In the end though, my companies tended to still look like every other tech company. Maybe more gay men and a few more women, but nowhere near what I would have liked. It was incredibly depressing.


I bet you can send your leftover shirts to Capital Technology University and their female professors and students can wear 'em. When did a student turn down a free shirt?

Aut viam inveniam aut faciam!


The article fails to mention that it was just last year that Berkeley got an even split on their introductory CS class. Does he know what is meant by “pipeline”, or is he deliberately misleading with that anecdote?

IT is very demanding on all levels. If you’re just starting out, expect long hours, if you move up the responsibility chain, you’ll need to allow for more and more availability until it invariably reaches 24/7. Of course, the more organized the company you work for, the better prepared they are to avoid working you to death. But the only way to escape this is to move into a management role.
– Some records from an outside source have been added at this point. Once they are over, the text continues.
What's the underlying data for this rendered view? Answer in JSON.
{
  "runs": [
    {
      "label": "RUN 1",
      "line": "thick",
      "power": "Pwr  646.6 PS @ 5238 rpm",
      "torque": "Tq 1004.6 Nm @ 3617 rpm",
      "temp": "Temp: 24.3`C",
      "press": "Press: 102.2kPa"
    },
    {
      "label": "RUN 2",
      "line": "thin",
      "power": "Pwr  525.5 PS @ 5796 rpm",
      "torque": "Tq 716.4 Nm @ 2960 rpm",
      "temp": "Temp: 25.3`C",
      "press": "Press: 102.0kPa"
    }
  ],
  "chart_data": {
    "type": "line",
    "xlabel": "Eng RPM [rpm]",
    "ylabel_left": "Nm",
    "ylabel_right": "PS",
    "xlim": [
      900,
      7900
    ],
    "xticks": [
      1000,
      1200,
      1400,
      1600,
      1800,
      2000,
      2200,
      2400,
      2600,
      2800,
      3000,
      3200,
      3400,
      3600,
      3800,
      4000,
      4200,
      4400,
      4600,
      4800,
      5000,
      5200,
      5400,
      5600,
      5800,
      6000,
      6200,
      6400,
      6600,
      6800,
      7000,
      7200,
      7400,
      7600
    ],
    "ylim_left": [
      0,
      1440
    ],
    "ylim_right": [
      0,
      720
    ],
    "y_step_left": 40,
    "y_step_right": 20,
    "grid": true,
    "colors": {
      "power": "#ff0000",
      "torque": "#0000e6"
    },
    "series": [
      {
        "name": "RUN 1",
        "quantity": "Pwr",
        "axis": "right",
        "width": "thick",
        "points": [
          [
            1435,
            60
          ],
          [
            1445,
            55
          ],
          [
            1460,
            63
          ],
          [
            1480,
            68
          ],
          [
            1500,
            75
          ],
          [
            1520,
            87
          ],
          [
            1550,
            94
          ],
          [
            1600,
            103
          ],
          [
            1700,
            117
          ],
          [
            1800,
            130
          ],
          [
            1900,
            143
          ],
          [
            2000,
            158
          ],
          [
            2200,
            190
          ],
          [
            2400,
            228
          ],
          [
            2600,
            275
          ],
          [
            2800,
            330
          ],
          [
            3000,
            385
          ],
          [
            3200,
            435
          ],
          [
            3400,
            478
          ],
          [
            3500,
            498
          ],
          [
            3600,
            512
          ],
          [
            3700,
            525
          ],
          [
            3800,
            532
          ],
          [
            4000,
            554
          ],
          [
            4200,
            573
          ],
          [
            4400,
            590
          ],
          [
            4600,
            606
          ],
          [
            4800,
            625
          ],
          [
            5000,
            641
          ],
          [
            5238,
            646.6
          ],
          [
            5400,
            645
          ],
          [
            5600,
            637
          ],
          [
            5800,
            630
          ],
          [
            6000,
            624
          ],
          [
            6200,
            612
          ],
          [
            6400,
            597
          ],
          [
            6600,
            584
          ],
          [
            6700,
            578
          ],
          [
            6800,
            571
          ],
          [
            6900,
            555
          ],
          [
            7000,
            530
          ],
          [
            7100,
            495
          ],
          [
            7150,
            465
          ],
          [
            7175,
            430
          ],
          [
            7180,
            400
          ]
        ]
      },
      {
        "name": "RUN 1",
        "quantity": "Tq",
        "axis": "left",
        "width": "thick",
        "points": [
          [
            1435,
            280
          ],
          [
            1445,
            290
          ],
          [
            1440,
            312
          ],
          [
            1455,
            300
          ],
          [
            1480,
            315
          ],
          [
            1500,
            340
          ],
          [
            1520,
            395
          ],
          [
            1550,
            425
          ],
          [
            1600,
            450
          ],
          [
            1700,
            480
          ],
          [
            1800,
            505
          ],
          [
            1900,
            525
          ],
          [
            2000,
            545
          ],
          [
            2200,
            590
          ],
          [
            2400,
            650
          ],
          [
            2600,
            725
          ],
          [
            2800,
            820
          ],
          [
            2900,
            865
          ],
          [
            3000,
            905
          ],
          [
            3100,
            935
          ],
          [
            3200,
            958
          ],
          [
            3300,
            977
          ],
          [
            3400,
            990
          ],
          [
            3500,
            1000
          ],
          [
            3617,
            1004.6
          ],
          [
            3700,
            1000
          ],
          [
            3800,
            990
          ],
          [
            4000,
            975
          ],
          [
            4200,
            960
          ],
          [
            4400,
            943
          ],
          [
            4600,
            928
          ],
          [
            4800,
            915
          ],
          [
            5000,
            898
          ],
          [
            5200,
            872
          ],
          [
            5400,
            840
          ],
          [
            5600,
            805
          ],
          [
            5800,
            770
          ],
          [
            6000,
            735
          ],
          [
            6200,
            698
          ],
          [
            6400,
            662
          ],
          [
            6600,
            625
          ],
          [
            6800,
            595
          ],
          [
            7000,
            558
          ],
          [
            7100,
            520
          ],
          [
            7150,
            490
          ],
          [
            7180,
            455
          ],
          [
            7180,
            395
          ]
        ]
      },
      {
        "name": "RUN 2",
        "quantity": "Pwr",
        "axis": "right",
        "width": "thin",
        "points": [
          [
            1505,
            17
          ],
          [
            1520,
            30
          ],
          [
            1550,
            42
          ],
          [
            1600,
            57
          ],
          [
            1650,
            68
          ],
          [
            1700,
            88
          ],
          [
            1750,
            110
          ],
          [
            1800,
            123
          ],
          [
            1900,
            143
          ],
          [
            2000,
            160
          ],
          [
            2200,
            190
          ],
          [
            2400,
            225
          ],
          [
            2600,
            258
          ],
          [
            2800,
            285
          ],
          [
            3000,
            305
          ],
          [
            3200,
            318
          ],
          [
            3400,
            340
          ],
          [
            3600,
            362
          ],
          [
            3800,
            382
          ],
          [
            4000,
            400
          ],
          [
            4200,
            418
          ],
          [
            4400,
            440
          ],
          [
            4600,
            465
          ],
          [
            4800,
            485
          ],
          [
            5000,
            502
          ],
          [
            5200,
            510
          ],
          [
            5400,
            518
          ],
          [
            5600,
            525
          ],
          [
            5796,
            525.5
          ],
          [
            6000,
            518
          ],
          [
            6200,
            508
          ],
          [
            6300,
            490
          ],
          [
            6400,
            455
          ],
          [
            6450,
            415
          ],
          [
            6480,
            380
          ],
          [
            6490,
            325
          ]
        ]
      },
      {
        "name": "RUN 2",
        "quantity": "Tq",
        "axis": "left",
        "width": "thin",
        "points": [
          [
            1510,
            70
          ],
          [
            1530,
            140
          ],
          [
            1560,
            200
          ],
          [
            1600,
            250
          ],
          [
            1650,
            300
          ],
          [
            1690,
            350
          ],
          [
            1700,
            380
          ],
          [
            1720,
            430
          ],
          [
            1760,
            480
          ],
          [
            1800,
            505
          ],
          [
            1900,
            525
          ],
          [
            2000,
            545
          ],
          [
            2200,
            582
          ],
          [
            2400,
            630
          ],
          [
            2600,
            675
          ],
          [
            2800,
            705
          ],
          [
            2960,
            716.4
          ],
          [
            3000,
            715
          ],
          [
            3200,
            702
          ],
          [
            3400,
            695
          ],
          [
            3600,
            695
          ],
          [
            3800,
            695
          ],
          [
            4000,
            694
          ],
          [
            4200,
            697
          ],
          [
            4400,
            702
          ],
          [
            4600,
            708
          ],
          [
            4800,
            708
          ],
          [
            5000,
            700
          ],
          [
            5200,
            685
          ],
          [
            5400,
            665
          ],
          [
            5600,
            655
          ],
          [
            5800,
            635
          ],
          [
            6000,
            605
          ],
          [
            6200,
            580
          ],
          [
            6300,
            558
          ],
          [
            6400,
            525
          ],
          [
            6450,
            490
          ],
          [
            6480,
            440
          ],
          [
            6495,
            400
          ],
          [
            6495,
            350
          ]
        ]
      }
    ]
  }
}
It’s been my experience that there isn’t any real understanding by management professionals on how to build/structure/grow an effective IT department. Business school seems to shy away from properly building on this subject, so much so that the classic path: “From mailboy to CEO” is just not available in the IT world. the stigma that IT workers are not “people persons”, (People people?), is something that is a sort of self perpetuating myth. In fact, if a coder moves into a management role, and sticks with it for too long, its going to be very hard to get another coding job in the future.

Maybe, just maybe, we need to look at women staying away from the field as a sort of a “dead canary” telling us something’s horribly wrong, and should stop trying to shove more canaries in because “they keep dying”.


Why not see if there’s a local high school group who could use them?

Aloisius, I have over 30 years as an applications programmer and moved to the Bay Area over two years ago. I peppered Silicon Valley with my resume and got no takers.

While it’s nice that companies in the Valley are now publishing race, ethnicity and gender demographics, they are not saying anything about age. I think I am “too old” for them.

Well? F- them! If they don’t want my experience, I don’t want their product.


Yup. I did 80-hour weeks the first 4 years of my career. Then I did a stint at a bank that new how to treat people right. After that, another consulting gig and 80-hour weeks for 3 years. I am SO done with that!

I got out of front line security tech in my 30s and moved to security governance, now in my 40s I am wanting out of that too. Commisserating with a friend of mine around the same age who is still front line we both agree that the reason we want out is “the culture”. Its very hard for me to honestly tell a young person to pursue any kind of “career” in IT in any aspect any more.

I’ll take a Men’s small :smile:

Certainly my engineering industry doesn’t seem very family friendly (and it’s worse in the US - not getting any time off when my son was born was a bit of a shock, I think I’d have got 2 weeks Paternity leave in the UK, as a recent hire in the US I didn’t even qualify for unpaid time off) and clearly it’s very male dominated. Some flexible working is okay, although management is always trying to pull it back.

In my experience women have been much better represented at the junior/mid levels of management than at the engineering or executive level. If I had to guess, I’d imagine that the women who aren’t put off by the industry are those who are determined, so they do well, until they hit that glass ceiling. Just a guess, though.

Thinking back to my uni days, there was one woman in my specific subject (of 15/20 students or so?), and I’d say that was about the same split across the whole engineering faculty, I’d reckon.

Now there’s something interesting I’d never considered before. the older you get, the harder it is to get a job, sure, everybody knows this, but other than modeling and possibly sports, IT workers are considered old faster than in many professions.

How does this relate to the culture at large? When all you’ve got is twenty something’s in an office and people in their 30’s are seasoned pro’s and a couple of “really old” people in their 40’s are the oldest people around, well, what kind of culture can grow in such an environment?